One of the main responses you get when you send out e-mails from Israel concerning any U.S. presidential campaign is: mind your own business. I am always happy to tell people who give me this helpful advice that I am in the unique position of being an Israeli and an American, and therefore the election of the next president of the United States — and leader of the free world — is my business. And no, thanks for asking, I don’t see any conflict of interest. In fact, woe to such a time when the best person to defend the greatest democracy on earth is not the best person for Israel and the Jews.

There are two people in line to lead the free world. One would be a gift, the other a surprise package of unknown contents who might very well explode in our faces.

McCain gets the war in Iraq; Obama does not.

John McCain is a person who has given endlessly and unselfishly to his country, a person of unquestionable good character who understands the Middle East situation as only a military man who has suffered brutal torture can. McCain, the son and grandson of two four-star Navy admirals, spent five-and-a-half years in a Vietnamese prison. When his father, who was supreme commander of all U.S. forces in the Pacific during that war, tried to free him, he refused to go because other POWs were ahead of him in line. The Vietnamese beat him repeatedly and knocked out some of his teeth. He still refused to go.

He received a Silver Star, a Bronze Star, a Purple Heart, and a Distinguished Flying Cross. He has a son serving in Iraq and a daughter he and his wife, Cindy, a tireless activist for sick and at-risk children all over the world, adopted from Bangladesh. He has served in Congress since 1983. His voting record is not that of any cookie-cutter party hack. He is a man of principle, often at odds with his party machinery.

As for the strategic importance of winning the war in Iraq for the U.S. and for Israel, McCain gets it. As he said in an April 11, 2007 speech to the Virginia Military Institute:

“We are engaged in a basic struggle: a struggle between humanity and inhumanity; between builders and destroyers. If fighting these people and preventing the export of their brand of radicalism and terror is not intrinsic to the national security and most cherished values of the United States, I don’t know what is.
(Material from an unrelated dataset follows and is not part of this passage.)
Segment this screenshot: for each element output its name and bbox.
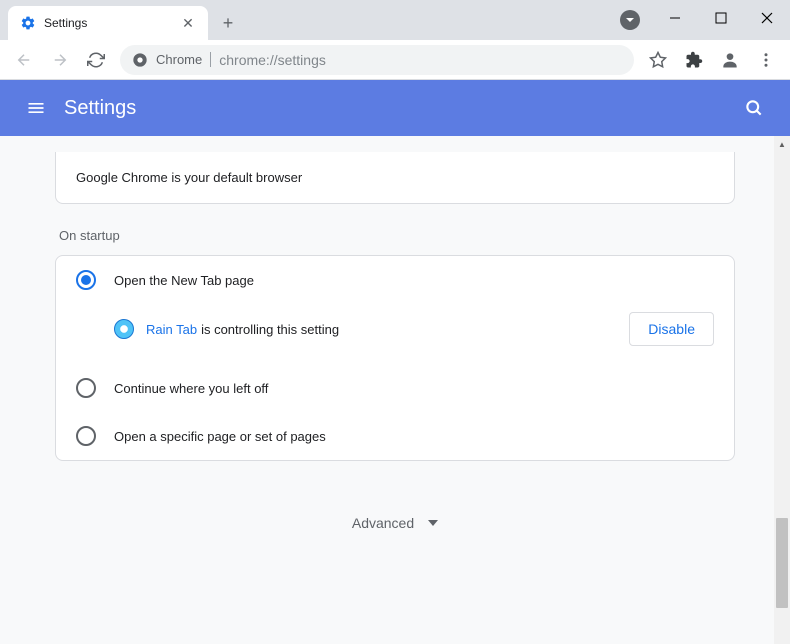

Consider our other strategic challenges in the region: preventing Iran from going nuclear; stabilizing Afghanistan against a resurgent Taliban; the battle for the future of Pakistan, Egypt, Saudi Arabia and others; protecting Israel’s security; the struggle for Lebanon’s independence. Does any honest observer believe those challenges will be easier to confront and at lesser cost in American blood and treasure if the United States accepts defeat in Iraq?”

The second person in line to lead the free world is Barack Obama, a virtual unknown. The son of a twice-divorced white American woman who married two Muslim men — one from Kenya, the other from Indonesia — the junior senator from Illinois has lived in an America that has given him every opportunity. He’s had the best education America has to offer at Columbia and Harvard. His response was to join a church whose pastor says “God damn America” and accuses the government of white people of giving blacks AIDS.
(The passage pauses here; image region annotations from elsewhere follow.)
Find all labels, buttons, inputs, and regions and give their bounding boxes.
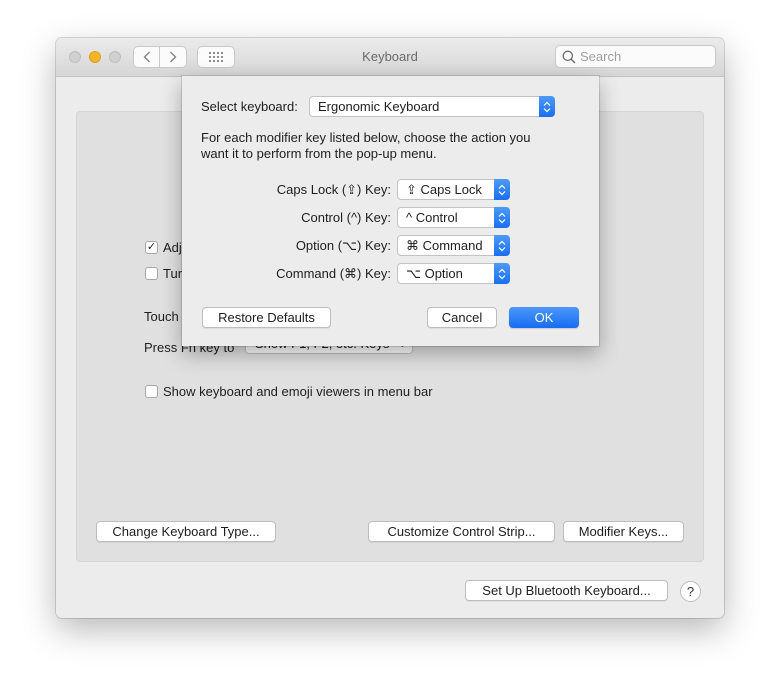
show-viewers-label: Show keyboard and emoji viewers in menu … (163, 384, 433, 399)
adjust-label: Adj (163, 240, 182, 255)
select-keyboard-label: Select keyboard: (201, 99, 298, 114)
command-action-popup[interactable]: ⌥ Option (397, 263, 510, 284)
modifier-keys-button[interactable]: Modifier Keys... (563, 521, 684, 542)
up-down-chevron-icon (494, 235, 510, 256)
control-key-label: Control (^) Key: (301, 210, 391, 225)
ok-button[interactable]: OK (509, 307, 579, 328)
modifier-keys-sheet: Select keyboard: Ergonomic Keyboard For … (182, 76, 599, 346)
option-action-popup[interactable]: ⌘ Command (397, 235, 510, 256)
turn-off-checkbox[interactable] (145, 267, 158, 280)
turn-off-label: Tur (163, 266, 183, 281)
search-input[interactable] (580, 49, 700, 64)
change-keyboard-type-button[interactable]: Change Keyboard Type... (96, 521, 276, 542)
up-down-chevron-icon (494, 179, 510, 200)
cancel-button[interactable]: Cancel (427, 307, 497, 328)
touch-bar-label: Touch (144, 309, 179, 324)
control-action-value: ^ Control (406, 210, 458, 225)
caps-lock-key-label: Caps Lock (⇪) Key: (276, 182, 391, 197)
set-up-bluetooth-keyboard-button[interactable]: Set Up Bluetooth Keyboard... (465, 580, 668, 601)
show-viewers-checkbox-row[interactable]: Show keyboard and emoji viewers in menu … (145, 384, 433, 399)
title-bar: Keyboard (56, 38, 724, 77)
instructions-line-2: want it to perform from the pop-up menu. (201, 146, 437, 161)
restore-defaults-button[interactable]: Restore Defaults (202, 307, 331, 328)
option-key-label: Option (⌥) Key: (295, 238, 391, 253)
adjust-checkbox[interactable]: ✓ (145, 241, 158, 254)
caps-lock-action-popup[interactable]: ⇪ Caps Lock (397, 179, 510, 200)
caps-lock-action-value: ⇪ Caps Lock (406, 182, 482, 197)
up-down-chevron-icon (494, 263, 510, 284)
up-down-chevron-icon (494, 207, 510, 228)
search-field[interactable] (555, 45, 716, 68)
turn-off-checkbox-row[interactable]: Tur (145, 266, 182, 281)
customize-control-strip-button[interactable]: Customize Control Strip... (368, 521, 555, 542)
select-keyboard-popup[interactable]: Ergonomic Keyboard (309, 96, 555, 117)
adjust-brightness-checkbox-row[interactable]: ✓ Adj (145, 240, 182, 255)
select-keyboard-value: Ergonomic Keyboard (318, 99, 440, 114)
option-action-value: ⌘ Command (406, 238, 483, 253)
control-action-popup[interactable]: ^ Control (397, 207, 510, 228)
command-key-label: Command (⌘) Key: (276, 266, 391, 281)
show-viewers-checkbox[interactable] (145, 385, 158, 398)
help-button[interactable]: ? (680, 581, 701, 602)
search-icon (562, 50, 576, 63)
instructions-line-1: For each modifier key listed below, choo… (201, 130, 531, 145)
command-action-value: ⌥ Option (406, 266, 463, 281)
up-down-chevron-icon (539, 96, 555, 117)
He has never served in the military, never actually done much of anything, except get involved in politics. Since 2005, he’s sponsored 130 bills, 119 of which haven’t made it out of committee. As a state legislator, he voted “present” 130 times without taking a stand. He is a talker, not a doer.

As for the war in Iraq, as much at McCain gets it, Obama does not. From the beginning, he has voiced criticism about America’s involvement and often voted against measures that would help America win it. He predicted the surge would fail, and when it succeeded amazingly, he still didn’t change his mind: He “will give the military a new mission if he is elected president ending this war.”

Frankly, I can’t believe Obama has gotten this far. As Jonah Goldberg suggested in a Los Angeles Times op-ed column, Obama has been scripted to act presidential. What will happen when there is a 3 a.m. call and none of his 300 foreign policy advisers is available to tell him what to do?

As I sit in Israel, with an Iranian bomb hanging over our heads, Hamas on our southern border, and Hizbullah in the North, you can imagine who I would like on the other end of the phone when Israel has to call her friend in the White House. And with terrorism growing daily, I’m sure I’d feel the same way if I lived in America. I prefer the gift to the surprise package, and so should any sane person who hasn’t been brainwashed by media cheerleaders for the Obama campaign.